E a chiusura è venuto Alessio, che ancora non ho capito cosa voglia da me.
Forse lo ha sconvolto il fatto che esista qualcuna sulla terra che non sbava per il suo modo assolutamente strafottente di fare e per il suo intercalare da duro-vissuto-sbruffone.
E pensare a quando a scuola gli correvo segretamente dietro con le amiche, e sognavo che mi rivolgesse la parola, e oggi quando il capo m’ha detto:
“C’è il tuo amico, esci a fumarti una sigaretta con lui!”
Gli ho risposto che non mi andava e che piuttosto preferivo continuare a contare centinaia di euro in centesimi e sporcarmi come una zingara le manine con quelle monete del cazzo…
E poi è venuta la Sere.
Tutta preoccupata per il viaggio.
E quando ha saputo che lavorerò fino a poche ore prima della partenza, non vi dico…
“No, no, non puoi! Prenditi un giorno!”
Ecceeeeeerto, e chi me lo paga quel giorno?
Già mi son presa un’intero weekend di permesso, weekend che prevede la notte bianca di mezzo e dunque centinaia di euro buttati al vento.
Ma no, non voglio pensarci.
Deve esser una fantastica vacanza, e anche se dovesse piovere, tirare lo zunami, rompersi qualcosa, morire qualcuno, cazzo, io mi divertirò, cascasse il mondo!
E oggi stava per cadere il mondo quando son andata dal meccanico:
“Mi fa fai un controllino alla cinta di distribuzione prima che parto?”
“La tua Fiesta ha 110 mila chilometri, prima di partire la devi assolutamente cambiare, sono 400 euro!”
non vi dico, non vi dico le madonne!!!
Per fortuna la cara zietta l’aveva cambiata poco tempo fa, quindi stiamo apposto!
Possibile che ogni 15mila chilometri si debba fare un cazzarola di controllo a ’ste macchine di merda?
Secondo me le fanno apposta fragili in modo che la gente ci spenda un sacco di soldi e periodicamente ne compri di nuove!!
Merdosissimi ingegneri meccanici! (uahuah, che coincidenza, il mio ex è proprio tra loro! ahahah!)

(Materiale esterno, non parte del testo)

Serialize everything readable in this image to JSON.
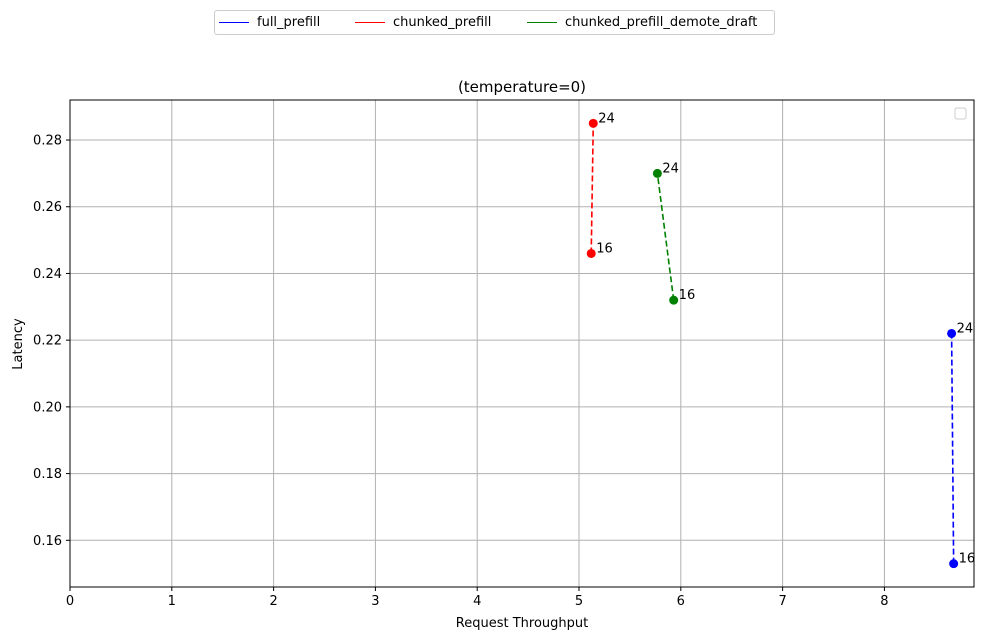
{
  "chart_data": {
    "type": "line",
    "title": "(temperature=0)",
    "xlabel": "Request Throughput",
    "ylabel": "Latency",
    "xlim": [
      0,
      8.88
    ],
    "ylim": [
      0.146,
      0.292
    ],
    "xticks": [
      0,
      1,
      2,
      3,
      4,
      5,
      6,
      7,
      8
    ],
    "yticks": [
      0.16,
      0.18,
      0.2,
      0.22,
      0.24,
      0.26,
      0.28
    ],
    "ytick_labels": [
      "0.16",
      "0.18",
      "0.20",
      "0.22",
      "0.24",
      "0.26",
      "0.28"
    ],
    "grid": true,
    "legend_position": "top-center-outside",
    "series": [
      {
        "name": "full_prefill",
        "color": "#0000ff",
        "points": [
          {
            "x": 8.68,
            "y": 0.153,
            "label": "16"
          },
          {
            "x": 8.66,
            "y": 0.222,
            "label": "24"
          }
        ]
      },
      {
        "name": "chunked_prefill",
        "color": "#ff0000",
        "points": [
          {
            "x": 5.12,
            "y": 0.246,
            "label": "16"
          },
          {
            "x": 5.14,
            "y": 0.285,
            "label": "24"
          }
        ]
      },
      {
        "name": "chunked_prefill_demote_draft",
        "color": "#008000",
        "points": [
          {
            "x": 5.93,
            "y": 0.232,
            "label": "16"
          },
          {
            "x": 5.77,
            "y": 0.27,
            "label": "24"
          }
        ]
      }
    ]
  }
}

E lunedì…dunque….lunedì farò la ricostruzione, domani una bella doccia solare.
Poi devo comprare qualche costumino..
poi…boh…
c’ho un po’ di cose da fare prima di partire.
Tipo farmi i capelli, ma forse è meglio farli al ritorno.
Se c’è una cosa che ho imparato dal mio ex è quella di non pianificare tutto per filo e per segno perchè inevitabilmente il programma potrebbe peggiorare, mentre piuttosto non facendo piani si finisce sempre per vivere tutto al meglio!
E ora ho un’incredibile bisogno di ascoltare quel vecchio ed inconfondibile sound che mi ricorda tanto i miei terribili 14 anni in cui mi rifugiavo nella musica, nelle discoteche e nelle frequentazioni poco raccomandabili.
In quel periodo in cui facevo del sesso unica fonte di rifugio da una solitudine incontenibile.
E l’unica ocsa che mi dava la carica era ascoltare i Run DMC con gli Aerosmith, vecchio ed impagabile sound. E qualche settimana fa ero con la Marty in una discoteca, a chiusura, e l’hanno passata….
io ballavo e il dj sorrideva.
E nessuno, compresa la Marty, conosceva quella canzone che io cantavo a squarcia gola…
quella sonorità che mi ha aiutata a tirarmi fuori da una brutta depressione!
E sarà troppo vecchio stile ma pensare che la S. è uscita a 16 anni da un linfoma e ora ha una vita normalissima se non fantastica.
Pensare che la figlia del mio boss a diciotto anni ha scoperto ora di soffrire di epilessia e io tutti ’sti problemi non ce l’ho, mi fa troppo stare da dio…
pensare che alla fine sarò pure una poveraccia perdente, ma che sto proprio bene, cazzo, sto al massimo!!